When the director of nursing or director of staff development is on duty, she or he often problem solves directly with CNAs, RNAs, families and visitors, leaving the charge nurse out of the communications loop.  Then on weekends while visiting our residents, families often address their questions, issues and concerns to the one person who tends not to be included in problem solving: the charge nurse.  So why are we surprised to learn that "I don't know" is the most common response families and visitors hear from the charge nurse?  Clearly this response offers no comfort or sense of confidence to the family or visitor, and colors their perceptions about our facilities.

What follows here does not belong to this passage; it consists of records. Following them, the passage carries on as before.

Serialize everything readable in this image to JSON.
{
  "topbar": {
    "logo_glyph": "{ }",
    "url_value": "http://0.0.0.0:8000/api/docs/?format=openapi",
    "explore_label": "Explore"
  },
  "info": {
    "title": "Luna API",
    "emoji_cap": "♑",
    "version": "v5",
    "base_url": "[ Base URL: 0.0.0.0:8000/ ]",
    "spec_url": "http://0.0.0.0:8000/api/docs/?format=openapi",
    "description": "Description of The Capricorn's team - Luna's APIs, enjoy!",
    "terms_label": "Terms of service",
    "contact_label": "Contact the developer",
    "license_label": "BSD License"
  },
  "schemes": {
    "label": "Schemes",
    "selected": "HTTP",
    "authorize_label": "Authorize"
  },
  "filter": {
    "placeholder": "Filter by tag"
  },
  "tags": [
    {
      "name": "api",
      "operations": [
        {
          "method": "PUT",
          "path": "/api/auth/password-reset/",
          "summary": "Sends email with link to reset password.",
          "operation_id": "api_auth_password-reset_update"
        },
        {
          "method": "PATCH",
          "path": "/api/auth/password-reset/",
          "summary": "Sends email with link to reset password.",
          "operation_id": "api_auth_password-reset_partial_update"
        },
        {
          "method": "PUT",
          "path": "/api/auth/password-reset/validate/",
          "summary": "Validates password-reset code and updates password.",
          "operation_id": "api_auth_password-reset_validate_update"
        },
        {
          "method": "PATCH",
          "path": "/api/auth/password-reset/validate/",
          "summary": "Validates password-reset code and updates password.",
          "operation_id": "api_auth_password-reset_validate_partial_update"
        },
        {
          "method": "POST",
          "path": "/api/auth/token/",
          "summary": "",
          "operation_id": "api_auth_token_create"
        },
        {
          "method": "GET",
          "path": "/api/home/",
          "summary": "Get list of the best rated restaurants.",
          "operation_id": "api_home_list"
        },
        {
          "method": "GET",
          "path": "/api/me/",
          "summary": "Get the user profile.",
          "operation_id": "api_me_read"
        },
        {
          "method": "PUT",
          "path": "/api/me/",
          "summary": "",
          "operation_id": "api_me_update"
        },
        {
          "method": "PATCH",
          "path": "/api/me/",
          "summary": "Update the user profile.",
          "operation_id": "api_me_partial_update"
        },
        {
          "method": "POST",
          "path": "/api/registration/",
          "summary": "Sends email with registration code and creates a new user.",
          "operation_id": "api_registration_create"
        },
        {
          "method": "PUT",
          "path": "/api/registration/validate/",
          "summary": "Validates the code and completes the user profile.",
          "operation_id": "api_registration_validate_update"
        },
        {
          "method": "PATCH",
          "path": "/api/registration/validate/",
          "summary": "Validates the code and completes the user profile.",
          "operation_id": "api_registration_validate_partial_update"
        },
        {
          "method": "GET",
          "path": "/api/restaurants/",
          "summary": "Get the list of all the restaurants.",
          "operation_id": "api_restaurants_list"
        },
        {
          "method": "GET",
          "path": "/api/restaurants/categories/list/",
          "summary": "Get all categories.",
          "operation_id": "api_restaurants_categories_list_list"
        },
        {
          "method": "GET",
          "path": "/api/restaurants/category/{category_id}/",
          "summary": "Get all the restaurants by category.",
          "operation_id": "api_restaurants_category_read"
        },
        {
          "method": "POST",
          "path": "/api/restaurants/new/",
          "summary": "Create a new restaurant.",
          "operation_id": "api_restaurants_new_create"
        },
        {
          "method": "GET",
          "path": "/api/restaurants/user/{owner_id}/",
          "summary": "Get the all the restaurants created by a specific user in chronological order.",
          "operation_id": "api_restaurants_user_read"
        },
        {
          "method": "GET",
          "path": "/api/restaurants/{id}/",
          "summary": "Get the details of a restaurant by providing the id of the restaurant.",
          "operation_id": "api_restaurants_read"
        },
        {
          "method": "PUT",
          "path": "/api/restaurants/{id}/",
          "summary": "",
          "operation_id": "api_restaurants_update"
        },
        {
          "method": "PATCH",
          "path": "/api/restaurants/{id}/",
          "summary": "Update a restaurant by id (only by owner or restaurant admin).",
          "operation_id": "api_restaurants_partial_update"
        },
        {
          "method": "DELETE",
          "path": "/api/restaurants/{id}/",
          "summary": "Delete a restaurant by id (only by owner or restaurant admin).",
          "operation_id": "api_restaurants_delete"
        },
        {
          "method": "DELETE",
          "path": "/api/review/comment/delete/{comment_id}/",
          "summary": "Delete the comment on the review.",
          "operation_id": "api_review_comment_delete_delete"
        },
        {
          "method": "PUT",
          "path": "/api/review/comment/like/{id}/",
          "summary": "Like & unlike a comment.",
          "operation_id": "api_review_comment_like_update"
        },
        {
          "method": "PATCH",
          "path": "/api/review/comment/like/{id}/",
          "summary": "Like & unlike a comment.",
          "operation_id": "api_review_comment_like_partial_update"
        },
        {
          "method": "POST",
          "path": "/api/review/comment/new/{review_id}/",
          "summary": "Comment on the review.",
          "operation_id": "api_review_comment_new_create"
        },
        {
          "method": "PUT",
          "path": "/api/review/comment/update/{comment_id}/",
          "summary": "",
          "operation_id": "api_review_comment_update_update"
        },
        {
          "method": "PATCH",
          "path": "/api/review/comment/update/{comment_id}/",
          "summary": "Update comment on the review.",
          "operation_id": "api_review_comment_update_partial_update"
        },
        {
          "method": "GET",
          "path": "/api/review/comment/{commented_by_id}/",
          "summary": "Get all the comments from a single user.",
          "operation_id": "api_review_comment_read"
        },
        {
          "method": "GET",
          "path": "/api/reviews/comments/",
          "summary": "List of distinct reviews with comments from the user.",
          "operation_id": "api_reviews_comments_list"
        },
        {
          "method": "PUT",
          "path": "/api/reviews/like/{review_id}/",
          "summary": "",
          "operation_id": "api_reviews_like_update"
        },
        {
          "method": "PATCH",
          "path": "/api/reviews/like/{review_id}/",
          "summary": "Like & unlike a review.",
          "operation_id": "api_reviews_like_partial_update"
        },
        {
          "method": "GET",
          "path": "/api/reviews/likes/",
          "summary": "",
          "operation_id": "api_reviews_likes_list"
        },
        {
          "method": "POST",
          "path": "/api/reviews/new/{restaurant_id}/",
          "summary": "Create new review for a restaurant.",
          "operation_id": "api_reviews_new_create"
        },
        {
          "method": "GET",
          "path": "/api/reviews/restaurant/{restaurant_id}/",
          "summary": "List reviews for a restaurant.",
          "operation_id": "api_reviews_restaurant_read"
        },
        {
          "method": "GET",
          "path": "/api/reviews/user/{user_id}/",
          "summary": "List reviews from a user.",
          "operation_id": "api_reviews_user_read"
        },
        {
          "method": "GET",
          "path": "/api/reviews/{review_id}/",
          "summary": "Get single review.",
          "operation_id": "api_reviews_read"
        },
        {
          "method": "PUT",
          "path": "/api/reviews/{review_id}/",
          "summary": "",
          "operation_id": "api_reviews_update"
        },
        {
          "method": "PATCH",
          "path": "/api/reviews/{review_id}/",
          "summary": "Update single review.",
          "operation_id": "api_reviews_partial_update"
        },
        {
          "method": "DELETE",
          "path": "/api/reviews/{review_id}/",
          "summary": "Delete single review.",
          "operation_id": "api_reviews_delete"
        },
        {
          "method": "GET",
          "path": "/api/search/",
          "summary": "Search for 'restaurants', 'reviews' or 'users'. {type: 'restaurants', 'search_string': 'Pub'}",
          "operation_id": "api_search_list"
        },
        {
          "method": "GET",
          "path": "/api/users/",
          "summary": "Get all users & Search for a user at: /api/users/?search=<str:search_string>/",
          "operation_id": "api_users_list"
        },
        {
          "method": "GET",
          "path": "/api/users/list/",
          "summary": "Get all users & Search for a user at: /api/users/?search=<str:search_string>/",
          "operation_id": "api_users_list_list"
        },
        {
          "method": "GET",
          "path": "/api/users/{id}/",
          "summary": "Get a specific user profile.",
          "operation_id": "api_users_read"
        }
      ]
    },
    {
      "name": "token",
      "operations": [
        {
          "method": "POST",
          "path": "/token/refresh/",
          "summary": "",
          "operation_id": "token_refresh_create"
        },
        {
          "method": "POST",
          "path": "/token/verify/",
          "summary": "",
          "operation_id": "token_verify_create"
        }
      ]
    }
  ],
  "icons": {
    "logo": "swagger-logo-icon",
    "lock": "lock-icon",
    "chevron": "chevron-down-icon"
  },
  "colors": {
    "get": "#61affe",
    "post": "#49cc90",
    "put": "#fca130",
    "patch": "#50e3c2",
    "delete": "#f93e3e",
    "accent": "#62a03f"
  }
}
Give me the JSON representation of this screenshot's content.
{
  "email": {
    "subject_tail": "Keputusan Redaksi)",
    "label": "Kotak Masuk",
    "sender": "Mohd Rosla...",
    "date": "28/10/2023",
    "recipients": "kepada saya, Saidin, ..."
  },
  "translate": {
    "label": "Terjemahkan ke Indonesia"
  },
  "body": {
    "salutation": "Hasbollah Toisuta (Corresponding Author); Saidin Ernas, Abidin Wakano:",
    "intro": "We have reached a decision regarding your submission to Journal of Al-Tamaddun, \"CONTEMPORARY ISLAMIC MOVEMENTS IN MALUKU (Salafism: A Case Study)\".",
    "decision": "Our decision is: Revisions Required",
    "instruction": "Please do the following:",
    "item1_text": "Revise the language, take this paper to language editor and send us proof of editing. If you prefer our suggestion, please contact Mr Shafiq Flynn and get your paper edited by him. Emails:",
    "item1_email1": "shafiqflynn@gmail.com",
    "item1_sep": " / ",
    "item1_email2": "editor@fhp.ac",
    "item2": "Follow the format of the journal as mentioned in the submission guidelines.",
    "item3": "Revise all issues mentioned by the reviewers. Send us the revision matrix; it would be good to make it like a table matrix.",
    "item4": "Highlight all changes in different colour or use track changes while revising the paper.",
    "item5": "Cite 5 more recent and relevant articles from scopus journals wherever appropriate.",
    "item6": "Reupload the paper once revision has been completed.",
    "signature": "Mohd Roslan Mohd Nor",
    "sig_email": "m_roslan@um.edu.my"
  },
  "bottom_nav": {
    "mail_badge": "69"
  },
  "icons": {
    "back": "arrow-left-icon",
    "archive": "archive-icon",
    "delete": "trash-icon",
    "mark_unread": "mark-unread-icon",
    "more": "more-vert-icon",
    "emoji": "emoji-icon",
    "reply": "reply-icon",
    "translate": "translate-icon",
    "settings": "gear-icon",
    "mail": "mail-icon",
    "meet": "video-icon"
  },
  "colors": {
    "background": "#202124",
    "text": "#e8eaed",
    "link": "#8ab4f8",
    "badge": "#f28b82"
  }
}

As an expert in organizational change, I have worked with companies to build supervisory strength in their charge nurse core. Improving charge skills and also ensuring that they can really use their new skills in the work place are both essential components of developing supervisory strength. Generally the role of RN supervisors and the DNS and DSD also come into play and need to be sorted out to ensure that the charge nurses are well positioned to use their supervisory skills. Companies that have been successful with this endeavor have seen improved customer satisfaction, reduced charge nurse and CNA turnover, a downward trend in work-related injuries while providing care, and in some cases even improved quality indicators (i.e., favorable trends in weight loss, falls, and participation in activities, among others).

All of this leads me to believe that empowering charge nurses to be in charge is an idea whose time has come.
By giving charge nurses not only supervisory skills development training but also including them in communications about problem issues and problem solving.

The charge nurse is the hub of the wheel of change.
With all the demands facing long-term care today and the incredible pace of sweeping change coming with health care reform, QIS surveys, MDS 3.0, RUGS IV, among others, we are in a place of not knowing and not being able to predict how the environment will change and how we will have to adapt in the coming years. What we do know is that those who can shift fast enough with confidence and strength will come out ahead. At the facility level, the charge nurse is the hub of the wheel of change—and the key to rapid and effective adaptation in times like these.

What are your thoughts about strengthening the role of the long-term care facility charge nurse?